Location
- Cairns, Queensland Australia 16°55′24″S 145°44′33″E﻿ / ﻿16.9232°S 145.7424°E

Information
- Type: Public State Primary
- Motto: Learn now to succeed
- Principal: Jason Evert
- Grades: Prep to 6
- Campus: Manunda
- Colours: Green and black
- Website: cairnswestss.eq.edu.au

= Cairns West State School =

Cairns West State School is a public, co-educational, primary school, located on Mayers Street, in the Cairns suburb of Manunda, in Queensland, Australia. It is administered by the Department of Education, with an enrolment of 511 students and a teaching staff of 51, as of 2023. The school serves students from Prep to Year 6.

== History ==
The school opened on 28 January 1964.

Throughout 1998 and 1999, the school participated in the Community Access Schools (CAS) program, which provided funding to "enhance the quality of services provided to students, their families and communities." With the school donating a space for community learning to take place; 100 adults completed courses in "computer training, first aid, nutrition, government and administration skills," which led to a significant portion of participants securing employment, some even became school volunteers. Additionally, with the Department of Families, Queensland Health and other local agencies, the school established "The 0-6 Integrated Service Delivery Hub," a collective group working case management for children aged between 0 and 6 years old. Finally, the school participated in a CAS project that engaged with young people who were at risk of participating in crime. The program was called 'Boys to Men.' With the conclusion of this program, a decrease in juvenile crime within the area was seen.

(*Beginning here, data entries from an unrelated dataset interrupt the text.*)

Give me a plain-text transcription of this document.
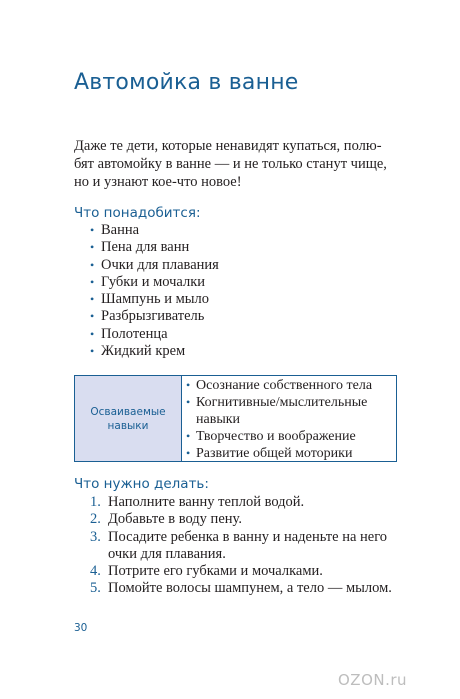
Автомойка в ванне

Даже те дети, которые ненавидят купаться, полю-
бят автомойку в ванне — и не только станут чище,
но и узнают кое-что новое!

Что понадобится:
• Ванна
• Пена для ванн
• Очки для плавания
• Губки и мочалки
• Шампунь и мыло
• Разбрызгиватель
• Полотенца
• Жидкий крем
Осваиваемые навыки
• Осознание собственного тела
• Когнитивные/мыслительные навыки
• Творчество и воображение
• Развитие общей моторики
Что нужно делать:
1. Наполните ванну теплой водой.
2. Добавьте в воду пену.
3. Посадите ребенка в ванну и наденьте на него очки для плавания.
4. Потрите его губками и мочалками.
5. Помойте волосы шампунем, а тело — мылом.
30
OZON.ru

The 50th Anniversary of the school occurred in 2014, and part of the celebrations included opening the schools time capsule, however, no one knew where it was buried. After an approximate 12-month search, the time capsule was found, with the help from a previous groundskeeper and a cable finder.

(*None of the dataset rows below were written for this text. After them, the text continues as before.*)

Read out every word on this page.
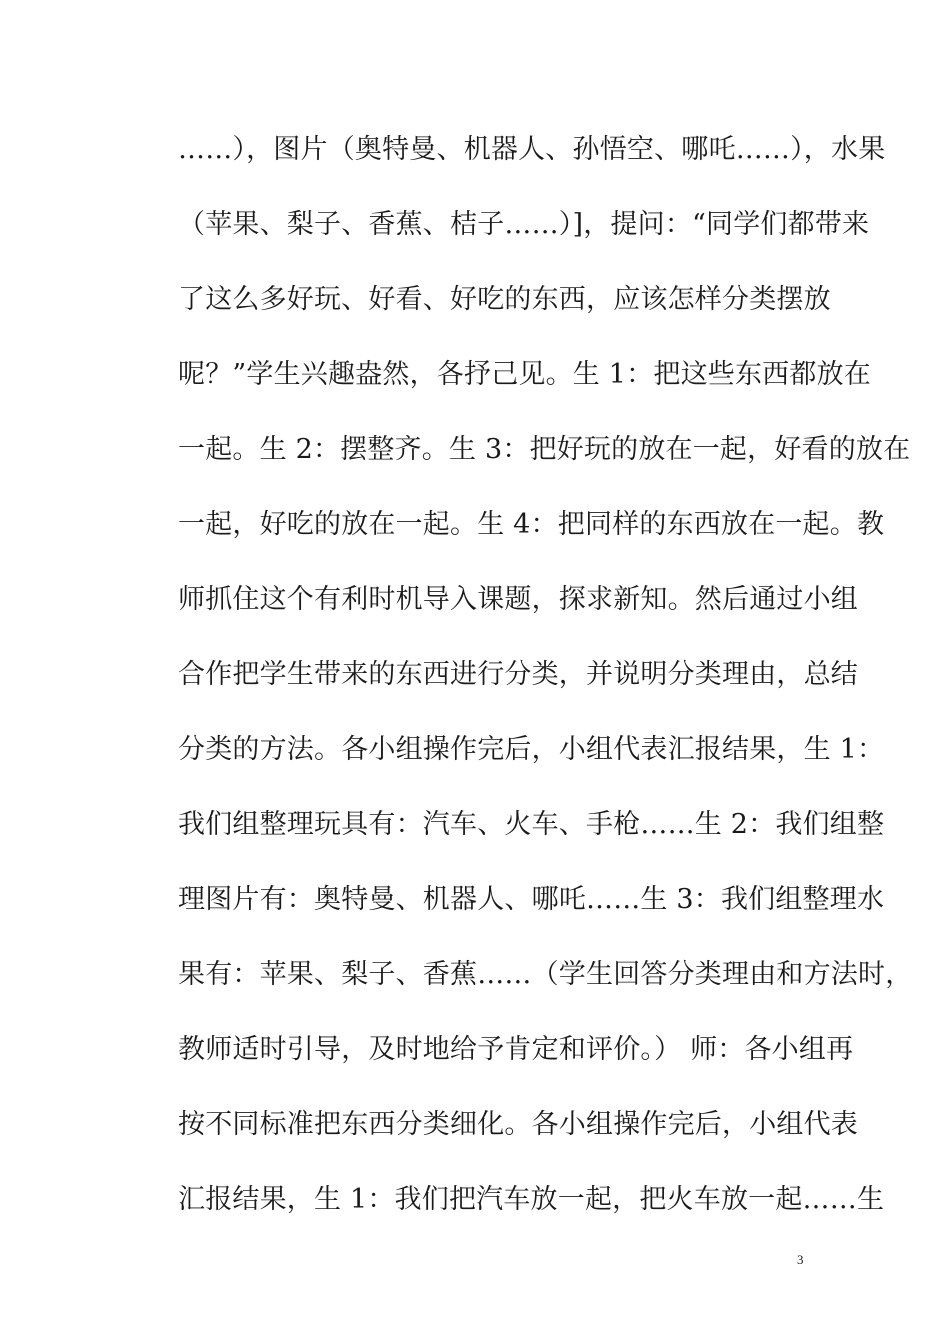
……），图片（奥特曼、机器人、孙悟空、哪吒……），水果
（苹果、梨子、香蕉、桔子……）]，提问：“同学们都带来
了这么多好玩、好看、好吃的东西，应该怎样分类摆放
呢？”学生兴趣盎然，各抒己见。生 1：把这些东西都放在
一起。生 2：摆整齐。生 3：把好玩的放在一起，好看的放在
一起，好吃的放在一起。生 4：把同样的东西放在一起。教
师抓住这个有利时机导入课题，探求新知。然后通过小组
合作把学生带来的东西进行分类，并说明分类理由，总结
分类的方法。各小组操作完后，小组代表汇报结果，生 1：
我们组整理玩具有：汽车、火车、手枪……生 2：我们组整
理图片有：奥特曼、机器人、哪吒……生 3：我们组整理水
果有：苹果、梨子、香蕉……（学生回答分类理由和方法时，
教师适时引导，及时地给予肯定和评价。） 师：各小组再
按不同标准把东西分类细化。各小组操作完后，小组代表
汇报结果，生 1：我们把汽车放一起，把火车放一起……生
3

Between 2014 and 2016, the school received $1,740,000 from the National Partnership Program (NPP) and Gonski funding, "to improve teaching and learning, increase student engagement, well-being and attendance, and build community."

In 2015, the school was one of a number of schools to take part in a program to assist teachers in teaching more effectively to improve student outcomes.

2017 saw an unofficial bus service by volunteers for the school, which saw some student's attendance rates increase from 40% to 86%, which increased grades, and overall attitude towards school.

== Curriculum ==
As of 2017, the school has an entrepreneurship class, where students create their own computer games. The process includes creating the base idea, developing and coding the games, and finally marketing and selling them to the school community.